High-level security properties (e.g., confidentiality, integrity) in the Software Development Life Cycle (SDLC) lack systematic refinement mechanisms, leading to semantic disconnects between these properties and concrete artifacts such as threats, defenses, and assets. Method: We propose the first SDLC-wide security property refinement taxonomy, implemented as a formal, refinable, verifiable, and traceable classification framework in Event-B. The framework integrates principles from security engineering and adaptive systems theory. Contribution: It bridges the semantic gap between high-level security objectives and mid-to-low-level security models, enabling co-evolution of security properties with threat and defense models. Rigorously verified in Event-B, the framework ensures logical consistency and correctness. It provides both theoretically sound foundations and practically actionable guidance for security requirements–driven system development.

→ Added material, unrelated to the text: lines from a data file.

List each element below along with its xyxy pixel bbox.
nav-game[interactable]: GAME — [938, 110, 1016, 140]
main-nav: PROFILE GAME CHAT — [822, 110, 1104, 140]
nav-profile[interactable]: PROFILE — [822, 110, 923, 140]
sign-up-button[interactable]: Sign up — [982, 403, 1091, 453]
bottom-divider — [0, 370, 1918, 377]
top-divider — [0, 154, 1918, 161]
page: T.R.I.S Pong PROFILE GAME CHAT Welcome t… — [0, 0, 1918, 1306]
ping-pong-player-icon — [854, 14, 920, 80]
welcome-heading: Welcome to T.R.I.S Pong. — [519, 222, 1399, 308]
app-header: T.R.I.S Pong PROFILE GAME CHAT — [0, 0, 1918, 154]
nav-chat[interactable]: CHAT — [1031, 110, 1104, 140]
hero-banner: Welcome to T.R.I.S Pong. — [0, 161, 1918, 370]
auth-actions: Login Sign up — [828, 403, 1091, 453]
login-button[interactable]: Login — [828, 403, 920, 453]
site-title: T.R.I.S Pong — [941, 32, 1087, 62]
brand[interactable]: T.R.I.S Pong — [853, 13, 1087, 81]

Confidentiality, integrity, availability, authenticity, authorization, and accountability are known as security properties that secure systems should preserve. They are usually considered as security final goals that are achieved by system development activities, either in a direct or an indirect manner. However, these security properties are mainly elicited in the high-level requirement phase during the System Development Life Cycle (SDLC) and are not refined throughout the latter phases as other artifacts such as attacks, defenses, and system assets. To align security properties refinement with attacks, defenses, and system assets refinements, we propose an SDLC taxonomy of security properties that may be used in a self-adaptive context and present the methodology for defining it. To verify and check the correctness of the resulting taxonomy, we use the Event-B formal language.